Wednesday, November 25, 2009
In Defense of Ocean's 12
Ocean's 12 is my favorite entry in the series. Now, it's not in my nature to be mysterious, but I can't talk about it and I can't talk about why.
Ok, that's not true but that's what I love so much about the second Ocean's movie. It's the most funny, the most self aware and reflexive film and the one that is closest to Soderbergh's sensibilities as a filmmaker. While the first film was under the stigma of being a remake and the third movie was for the sake of Warner's summer of 2007, the second movie is truly Soderbergh and the crew having fun, making a movie in Europe. Even though he was working from an original screenplay, Soderbergh's brand of wry humor is all over the movie. Hell, they say Ocean's 11 in the first eight minutes of the movie. From nonsensical ravings with a great Robbie Coltrane, to playing with movie star Bruce Willis as movie star Bruce Willis and a twist you won't believe until they try to pull it off, Ocean's 12 is Soderbergh at his most daring with a huge studio budget. From Connecticut to Rome, Topher Grace to Albert Finney, Ocean's 12 takes the original and turns it on its head.
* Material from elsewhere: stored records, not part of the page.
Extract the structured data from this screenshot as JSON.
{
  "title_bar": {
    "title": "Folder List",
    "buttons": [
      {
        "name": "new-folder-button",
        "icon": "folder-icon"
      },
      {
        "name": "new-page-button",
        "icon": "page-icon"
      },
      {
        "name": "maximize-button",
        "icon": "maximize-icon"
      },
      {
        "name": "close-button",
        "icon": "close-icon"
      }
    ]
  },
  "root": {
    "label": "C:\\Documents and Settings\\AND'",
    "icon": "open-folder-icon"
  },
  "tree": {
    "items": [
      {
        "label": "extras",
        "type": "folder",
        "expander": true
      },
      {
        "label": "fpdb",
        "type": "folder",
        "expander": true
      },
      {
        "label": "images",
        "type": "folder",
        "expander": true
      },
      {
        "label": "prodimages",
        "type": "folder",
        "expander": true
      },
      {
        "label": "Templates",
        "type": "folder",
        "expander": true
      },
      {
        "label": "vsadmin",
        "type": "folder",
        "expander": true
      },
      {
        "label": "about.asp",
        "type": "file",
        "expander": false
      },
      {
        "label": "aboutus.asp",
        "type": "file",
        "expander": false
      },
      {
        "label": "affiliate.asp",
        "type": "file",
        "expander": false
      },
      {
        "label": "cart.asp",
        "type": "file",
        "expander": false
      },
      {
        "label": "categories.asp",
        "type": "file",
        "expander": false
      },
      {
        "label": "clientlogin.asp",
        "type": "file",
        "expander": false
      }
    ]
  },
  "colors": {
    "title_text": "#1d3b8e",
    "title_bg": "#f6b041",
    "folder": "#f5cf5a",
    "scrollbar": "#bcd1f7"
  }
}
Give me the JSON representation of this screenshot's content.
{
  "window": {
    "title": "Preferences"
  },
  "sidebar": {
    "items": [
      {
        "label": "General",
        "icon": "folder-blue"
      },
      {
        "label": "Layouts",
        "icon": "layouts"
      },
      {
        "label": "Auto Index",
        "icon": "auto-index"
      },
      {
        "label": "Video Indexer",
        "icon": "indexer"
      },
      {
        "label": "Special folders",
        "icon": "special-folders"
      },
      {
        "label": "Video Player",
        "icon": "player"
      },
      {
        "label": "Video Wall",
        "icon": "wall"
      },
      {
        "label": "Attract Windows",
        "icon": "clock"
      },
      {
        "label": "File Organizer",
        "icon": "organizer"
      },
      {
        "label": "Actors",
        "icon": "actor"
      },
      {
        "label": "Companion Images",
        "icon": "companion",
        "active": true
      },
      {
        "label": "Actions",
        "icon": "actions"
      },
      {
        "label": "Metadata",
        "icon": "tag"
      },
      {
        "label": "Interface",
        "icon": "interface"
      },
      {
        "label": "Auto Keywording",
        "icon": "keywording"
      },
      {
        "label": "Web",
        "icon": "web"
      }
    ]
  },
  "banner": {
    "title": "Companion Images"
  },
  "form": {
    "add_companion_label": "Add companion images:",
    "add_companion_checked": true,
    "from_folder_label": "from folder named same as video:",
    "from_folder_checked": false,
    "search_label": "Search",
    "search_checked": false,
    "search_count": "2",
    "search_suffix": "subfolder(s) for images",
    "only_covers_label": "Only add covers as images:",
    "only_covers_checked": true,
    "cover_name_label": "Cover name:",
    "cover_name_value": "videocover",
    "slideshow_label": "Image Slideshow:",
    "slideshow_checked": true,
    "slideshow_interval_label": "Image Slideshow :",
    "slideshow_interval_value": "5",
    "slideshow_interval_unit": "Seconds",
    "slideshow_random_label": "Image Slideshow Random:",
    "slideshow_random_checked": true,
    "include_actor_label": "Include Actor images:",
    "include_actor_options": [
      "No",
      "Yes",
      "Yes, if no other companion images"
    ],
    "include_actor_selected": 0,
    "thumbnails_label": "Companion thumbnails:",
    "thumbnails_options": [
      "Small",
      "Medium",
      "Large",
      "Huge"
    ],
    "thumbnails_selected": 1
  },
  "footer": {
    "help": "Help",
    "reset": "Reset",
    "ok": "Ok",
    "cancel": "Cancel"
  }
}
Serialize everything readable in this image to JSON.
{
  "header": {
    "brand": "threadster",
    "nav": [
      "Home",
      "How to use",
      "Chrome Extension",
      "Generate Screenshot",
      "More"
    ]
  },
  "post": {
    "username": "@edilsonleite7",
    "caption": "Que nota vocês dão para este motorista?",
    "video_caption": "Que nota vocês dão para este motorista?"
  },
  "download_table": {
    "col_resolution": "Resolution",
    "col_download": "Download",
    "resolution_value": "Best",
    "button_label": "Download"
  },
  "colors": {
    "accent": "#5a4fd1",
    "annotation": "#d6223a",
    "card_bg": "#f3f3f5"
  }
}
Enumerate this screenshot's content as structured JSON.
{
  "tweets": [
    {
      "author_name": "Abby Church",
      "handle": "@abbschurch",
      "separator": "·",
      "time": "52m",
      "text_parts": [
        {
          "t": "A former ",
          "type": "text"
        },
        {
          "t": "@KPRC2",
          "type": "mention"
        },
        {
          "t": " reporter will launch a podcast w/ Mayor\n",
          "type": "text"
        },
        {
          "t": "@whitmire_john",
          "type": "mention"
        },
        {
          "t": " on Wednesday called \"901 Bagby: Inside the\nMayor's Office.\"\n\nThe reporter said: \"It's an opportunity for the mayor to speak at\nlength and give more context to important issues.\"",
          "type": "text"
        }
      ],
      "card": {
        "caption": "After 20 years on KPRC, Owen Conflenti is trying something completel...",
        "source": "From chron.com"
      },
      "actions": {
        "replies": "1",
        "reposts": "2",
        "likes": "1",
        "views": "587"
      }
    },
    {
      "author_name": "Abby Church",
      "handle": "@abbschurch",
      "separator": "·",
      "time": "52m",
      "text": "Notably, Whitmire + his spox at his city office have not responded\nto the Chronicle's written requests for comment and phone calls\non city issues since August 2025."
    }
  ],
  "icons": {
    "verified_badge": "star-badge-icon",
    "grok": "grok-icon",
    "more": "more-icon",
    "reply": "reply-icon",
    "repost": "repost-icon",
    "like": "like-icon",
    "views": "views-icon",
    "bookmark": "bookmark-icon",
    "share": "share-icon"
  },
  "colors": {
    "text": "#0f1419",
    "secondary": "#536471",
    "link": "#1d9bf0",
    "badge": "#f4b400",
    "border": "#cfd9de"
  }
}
And it's a better story to boot. Not only does the crew have to pay back Andy Garcia's ever-unflappable Terry Benedict, but they also have a challenging nemesis in billionaire playboy Francois Toulour as the Night Fox. Vincent Cassel plays the villian who wants nothing more than to prove that his skills are superior to Ocean's crew and he has fun with his linguistic, acting and athletic talents even though he ultimately falls short. Furthermore, Catherine Zeta-Jones has a much better role as the female interest than Julia Roberts had in the original as Rusty's femme fatale Interpol agent Isabel Lahiri. Chasing after Rusty for over ten years and fighting her feelings for him, the two of them have great chemistry together and form the emotional core of the story that actually pays off in the end. Not to say that her character overshadows Julia Robert's Tess who plays a large part in the caper that you're either rolling with or it with totally throw you off.
Speaking of playing a larger role in the caper, Matt Damon's really comes out to run with the big boys, taking a hand in planning the job and running the ship when everyone gets pinched. In between a Bourne movie and a Gilliam movie, Damon actually wanted to take a smaller part in the movie, but Soderbergh insisted that the Linus story was integral to the film and refused to write it down. And Damon delivers in spades with a character resolution that not only hits the mark, but pay offs in the third movie as well.
While it may have it's detractors, true films buff should recognize Ocean's 12 for what it really is. The best Soderbergh film in the Ocean's trilogy.
Plus, the movie introduces Eddie Izzard as the tech connect Roman Nagel.